2. Scope of examination on appeal

Proceedings before the Boards of Appeal in ex-parte cases are primarily concerned with examining the contested decision (see decision G 10/93, OJ EPO 1995, 172, points 4 and 5 of the reasons), other issues not dealt with in the decision normally being left to the Examining Division to consider after a referral back, so that the Appellant has the opportunity for these to be considered without loss of an instance (Article 111(1) EPC second sentence).

Main request

3. The decision under appeal dealt with a then pending main request and five auxiliary requests. The decision on these requests was based exclusively on the independent claims 1, which were all directed to sterilization methods, which according to the decision under appeal were neither considered to be novel nor to involve an inventive step (see paragraph II supra). As an additional remark, which did not form part of the decision under appeal, the Examining Division stated that those independent claims, which were directed to ion generating devices characterized merely be reference to the independent method claim 1, would also not be patentable.

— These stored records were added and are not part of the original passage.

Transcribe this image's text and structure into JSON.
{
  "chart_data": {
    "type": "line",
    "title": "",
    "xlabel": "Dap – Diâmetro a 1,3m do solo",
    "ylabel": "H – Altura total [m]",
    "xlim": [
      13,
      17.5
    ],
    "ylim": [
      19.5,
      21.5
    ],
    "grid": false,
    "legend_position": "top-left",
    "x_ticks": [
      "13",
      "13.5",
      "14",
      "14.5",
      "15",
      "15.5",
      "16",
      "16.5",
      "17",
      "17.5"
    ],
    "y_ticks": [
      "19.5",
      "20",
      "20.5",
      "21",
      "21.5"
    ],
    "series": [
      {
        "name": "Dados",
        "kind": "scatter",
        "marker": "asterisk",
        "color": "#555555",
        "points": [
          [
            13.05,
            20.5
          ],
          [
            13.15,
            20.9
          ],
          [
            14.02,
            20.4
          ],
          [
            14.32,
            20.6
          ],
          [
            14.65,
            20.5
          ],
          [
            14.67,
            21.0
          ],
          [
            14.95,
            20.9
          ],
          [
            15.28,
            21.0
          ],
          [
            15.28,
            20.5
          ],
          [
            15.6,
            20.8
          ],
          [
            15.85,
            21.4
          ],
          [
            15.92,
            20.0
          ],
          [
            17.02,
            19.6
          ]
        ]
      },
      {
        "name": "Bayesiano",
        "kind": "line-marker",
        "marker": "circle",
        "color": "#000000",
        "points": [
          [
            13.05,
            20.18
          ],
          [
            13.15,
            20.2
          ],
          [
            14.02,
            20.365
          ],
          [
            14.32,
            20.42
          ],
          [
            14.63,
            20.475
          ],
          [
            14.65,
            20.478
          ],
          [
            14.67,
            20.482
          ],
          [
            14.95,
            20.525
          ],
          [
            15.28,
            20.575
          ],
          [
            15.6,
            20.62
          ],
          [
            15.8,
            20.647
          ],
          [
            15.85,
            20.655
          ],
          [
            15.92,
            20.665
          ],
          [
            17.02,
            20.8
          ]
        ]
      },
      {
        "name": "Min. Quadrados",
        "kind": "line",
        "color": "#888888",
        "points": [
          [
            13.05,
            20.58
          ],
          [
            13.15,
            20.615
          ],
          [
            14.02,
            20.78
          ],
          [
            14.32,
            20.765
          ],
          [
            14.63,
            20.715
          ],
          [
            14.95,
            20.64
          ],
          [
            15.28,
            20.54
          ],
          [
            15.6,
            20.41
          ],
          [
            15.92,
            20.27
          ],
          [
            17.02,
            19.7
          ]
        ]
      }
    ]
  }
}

3.1 Before the Board for the first time a main request was presented, which contained substantial amendments, since the claims were exclusively directed to devices such as ion generating devices and air conditioning devices, all method claims having been deleted. In addition, these "device" claims were no longer characterized by mere reference to the method claims, but defined the devices by a specific combination of technical features corresponding to the various structural components of the claimed devices. Therefore, the remark in the decision under appeal concerning the non-patentability of the then pending device claims no longer applies to the device claims submitted with the present main request. Further, as the decision under appeal dealt only with method claims, the Board concludes that by filing a main request, which no longer contains any method claims, the grounds for refusing the application were overcome, with the consequence that the appeal is well founded.

4. Remittal

Having so decided, the Board has not taken a decision on the substantive issues raised by the main request since the decision under appeal was solely based on claims of a different category. Thus, the claims according to the main request give rise to fresh issues not yet addressed in examination proceedings constituting a "fresh case" (see e.g. decisions T 63/86, OJ EPO 1988, 224; T 47/90, OJ EPO, 1991, 486). As the Examining Division has not yet ruled on the requirements for patentability of claims directed exclusively to devices such as ion generating devices and air conditioning devices, the Board considers it appropriate to exercise the power conferred on it by Article 111(1) EPC to remit the case to the Examining Division for further prosecution on the basis of claims 1 to 5 according to the Main Request filed during Oral proceedings held on 10 November 2011 before the Board, in order to enable the first instance to decide on the outstanding issues.


For these reasons it is decided that:

1. The decision under appeal is set aside.

2. The case is remitted to the department of first instance for further prosecution upon the basis of claims 1 to 5 of the Main Request submitted at the oral proceedings before the Board.